As described above, in the multiprocessor system of the present embodiment having the copy-back type cache memory, the data to be subjected to exclusive control is not locked in the bus but in a state where only the data exists in the cache memory. After that, the data transfer request from the main memory bus to the cache memory is temporarily suspended by the lock signal which is the instruction information for performing the exclusive control from the processor. As a result, a special exclusion control function is not required in the processor, and high-speed exclusion control can be performed even when a separate transaction method is employed.

[0030]

As described above, according to the present invention, when a certain processor sends an exclusive control request for an address without locking the common bus, the access from the common bus to the address is suspended, and the other addresses are not locked. By permitting access to, there is an effect that a special exclusion control function is not required in the processor, and high-speed exclusion control can be performed even when a separate transaction method is employed.
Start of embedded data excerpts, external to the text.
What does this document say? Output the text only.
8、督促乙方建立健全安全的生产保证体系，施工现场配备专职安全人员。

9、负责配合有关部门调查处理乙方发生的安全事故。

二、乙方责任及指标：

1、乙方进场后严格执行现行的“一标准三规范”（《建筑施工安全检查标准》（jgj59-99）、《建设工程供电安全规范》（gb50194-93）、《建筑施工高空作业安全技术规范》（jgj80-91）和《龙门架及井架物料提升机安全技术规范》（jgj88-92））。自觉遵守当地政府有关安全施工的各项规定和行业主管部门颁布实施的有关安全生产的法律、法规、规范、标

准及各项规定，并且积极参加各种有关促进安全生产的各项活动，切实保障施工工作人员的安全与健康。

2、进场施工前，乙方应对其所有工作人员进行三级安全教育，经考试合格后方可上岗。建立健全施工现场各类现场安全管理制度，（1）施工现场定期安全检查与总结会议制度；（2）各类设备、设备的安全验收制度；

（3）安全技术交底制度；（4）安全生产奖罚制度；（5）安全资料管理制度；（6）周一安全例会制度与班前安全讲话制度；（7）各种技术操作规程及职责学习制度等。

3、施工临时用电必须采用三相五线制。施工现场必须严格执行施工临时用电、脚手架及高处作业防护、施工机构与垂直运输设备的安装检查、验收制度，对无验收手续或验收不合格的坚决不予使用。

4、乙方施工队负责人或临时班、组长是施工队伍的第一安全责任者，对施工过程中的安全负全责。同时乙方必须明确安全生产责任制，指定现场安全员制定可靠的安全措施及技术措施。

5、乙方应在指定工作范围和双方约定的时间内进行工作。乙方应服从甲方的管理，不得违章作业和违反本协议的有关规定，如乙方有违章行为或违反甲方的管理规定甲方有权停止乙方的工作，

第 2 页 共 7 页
[Brief description of the drawings]

FIG. 1 is a block diagram showing a configuration of a multiprocessor system according to an embodiment of the present invention.
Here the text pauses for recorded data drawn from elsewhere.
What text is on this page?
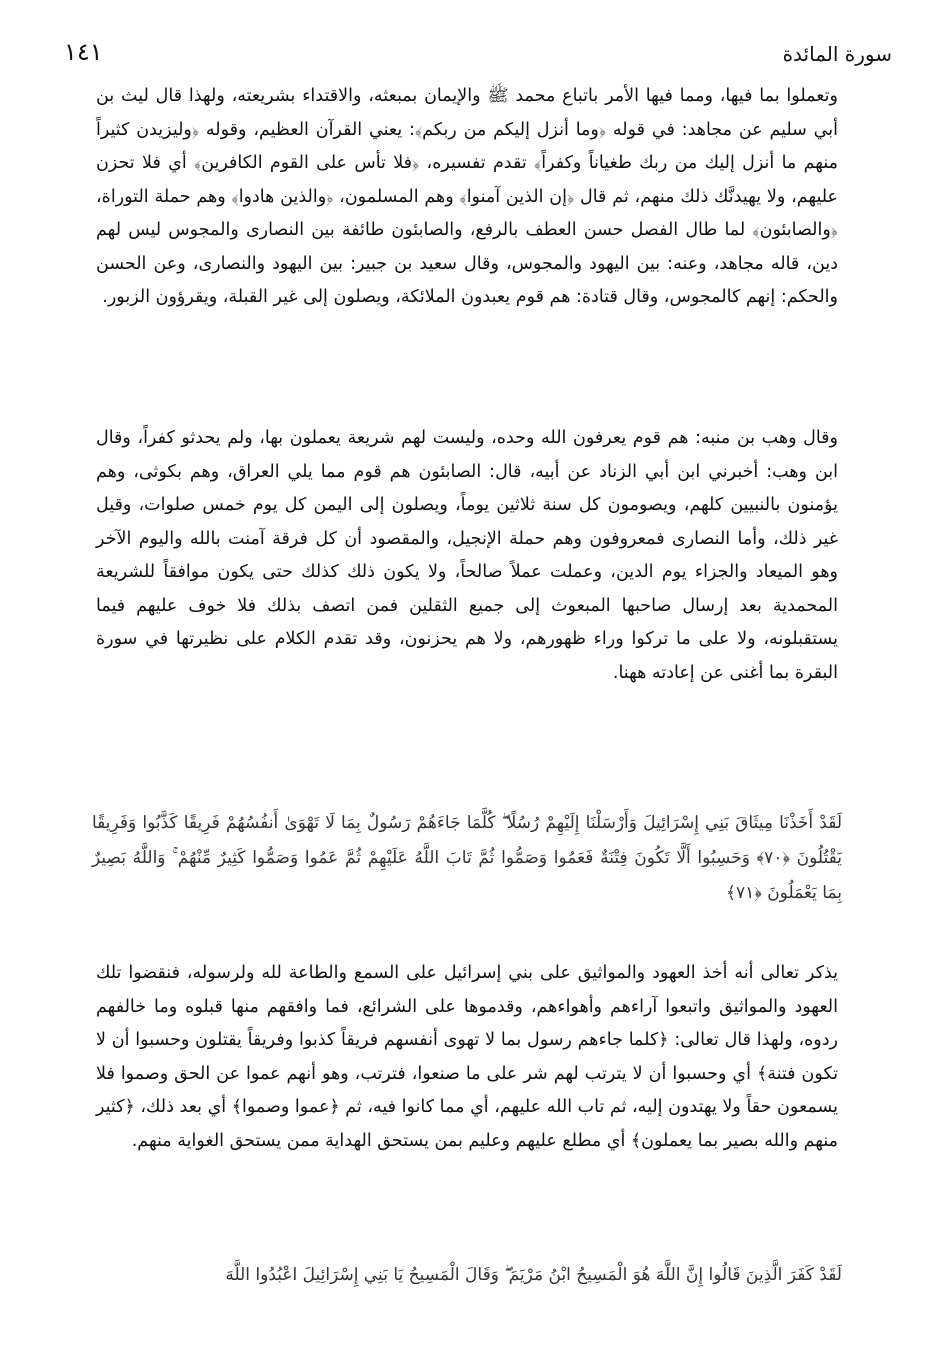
١٤١	سورة المائدة

وتعملوا بما فيها، ومما فيها الأمر باتباع محمد ﷺ والإيمان بمبعثه، والاقتداء بشريعته، ولهذا قال ليث بن أبي سليم عن مجاهد: في قوله ﴿وما أنزل إليكم من ربكم﴾: يعني القرآن العظيم، وقوله ﴿وليزيدن كثيراً منهم ما أنزل إليك من ربك طغياناً وكفراً﴾ تقدم تفسيره، ﴿فلا تأس على القوم الكافرين﴾ أي فلا تحزن عليهم، ولا يهيدنَّك ذلك منهم، ثم قال ﴿إن الذين آمنوا﴾ وهم المسلمون، ﴿والذين هادوا﴾ وهم حملة التوراة، ﴿والصابئون﴾ لما طال الفصل حسن العطف بالرفع، والصابئون طائفة بين النصارى والمجوس ليس لهم دين، قاله مجاهد، وعنه: بين اليهود والمجوس، وقال سعيد بن جبير: بين اليهود والنصارى، وعن الحسن والحكم: إنهم كالمجوس، وقال قتادة: هم قوم يعبدون الملائكة، ويصلون إلى غير القبلة، ويقرؤون الزبور.

وقال وهب بن منبه: هم قوم يعرفون الله وحده، وليست لهم شريعة يعملون بها، ولم يحدثو كفراً، وقال ابن وهب: أخبرني ابن أبي الزناد عن أبيه، قال: الصابئون هم قوم مما يلي العراق، وهم بكوثى، وهم يؤمنون بالنبيين كلهم، ويصومون كل سنة ثلاثين يوماً، ويصلون إلى اليمن كل يوم خمس صلوات، وقيل غير ذلك، وأما النصارى فمعروفون وهم حملة الإنجيل، والمقصود أن كل فرقة آمنت بالله واليوم الآخر وهو الميعاد والجزاء يوم الدين، وعملت عملاً صالحاً، ولا يكون ذلك كذلك حتى يكون موافقاً للشريعة المحمدية بعد إرسال صاحبها المبعوث إلى جميع الثقلين فمن اتصف بذلك فلا خوف عليهم فيما يستقبلونه، ولا على ما تركوا وراء ظهورهم، ولا هم يحزنون، وقد تقدم الكلام على نظيرتها في سورة البقرة بما أغنى عن إعادته ههنا.

لَقَدْ أَخَذْنَا مِيثَاقَ بَنِي إِسْرَائِيلَ وَأَرْسَلْنَا إِلَيْهِمْ رُسُلًا ۖ كُلَّمَا جَاءَهُمْ رَسُولٌ بِمَا لَا تَهْوَىٰ أَنفُسُهُمْ فَرِيقًا كَذَّبُوا وَفَرِيقًا يَقْتُلُونَ ﴿٧٠﴾ وَحَسِبُوا أَلَّا تَكُونَ فِتْنَةٌ فَعَمُوا وَصَمُّوا ثُمَّ تَابَ اللَّهُ عَلَيْهِمْ ثُمَّ عَمُوا وَصَمُّوا كَثِيرٌ مِّنْهُمْ ۚ وَاللَّهُ بَصِيرٌ بِمَا يَعْمَلُونَ ﴿٧١﴾

يذكر تعالى أنه أخذ العهود والمواثيق على بني إسرائيل على السمع والطاعة لله ولرسوله، فنقضوا تلك العهود والمواثيق واتبعوا آراءهم وأهواءهم، وقدموها على الشرائع، فما وافقهم منها قبلوه وما خالفهم ردوه، ولهذا قال تعالى: ﴿كلما جاءهم رسول بما لا تهوى أنفسهم فريقاً كذبوا وفريقاً يقتلون وحسبوا أن لا تكون فتنة﴾ أي وحسبوا أن لا يترتب لهم شر على ما صنعوا، فترتب، وهو أنهم عموا عن الحق وصموا فلا يسمعون حقاً ولا يهتدون إليه، ثم تاب الله عليهم، أي مما كانوا فيه، ثم ﴿عموا وصموا﴾ أي بعد ذلك، ﴿كثير منهم والله بصير بما يعملون﴾ أي مطلع عليهم وعليم بمن يستحق الهداية ممن يستحق الغواية منهم.

لَقَدْ كَفَرَ الَّذِينَ قَالُوا إِنَّ اللَّهَ هُوَ الْمَسِيحُ ابْنُ مَرْيَمَ ۖ وَقَالَ الْمَسِيحُ يَا بَنِي إِسْرَائِيلَ اعْبُدُوا اللَّهَ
FIG. 2 is a block diagram illustrating an example of an internal configuration of a cache memory in FIG. 1;

[Explanation of symbols]

 .., 2-N cache memory 3 main storage unit 4 main storage bus 10 cache controller 11 tag memory 12 status memory 13 data memory 14 comparator

Claims (4)

(57) [Claims] A first to an Nth (N is an integer of 2 or more, hereinafter the same) cache memories connected to a main memory by a common bus and holding a part of data in the main memory; Nth
And a processor provided corresponding to each of the cache memories, wherein data of an address which the first processor wants to access exists in the first cache memory and is stored in another cache memory. Confirm that none exists
Means for permitting access to an address other than the address from the common bus when an exclusive control request for excluding access from the common bus for an address desired by the processor to be accessed in the confirmed state is transmitted. A multi-processor system comprising a hold control unit for holding access to the address, and executing access from the common bus after the transmission of the exclusive control request is cut off. 2. The suspension control means according to claim 1, further comprising: comparing means for comparing addresses of respective accesses from said first processor and said common bus, and said common bus when said comparison result indicates a match. 2. The multiprocessor system according to claim 1 , wherein the access from the multiprocessor is suspended. 3. The first to Nth cache memories,
3. The multiprocessor system according to claim 1, wherein the multiprocessor system is a copy-back cache memory. 4. The first to N-th cache memories hold a part of data in the main memory in block address units, and the first to N-th processors and the common bus store the data in block addresses. 4. The multiprocessor system according to claim 1, wherein access is performed in units.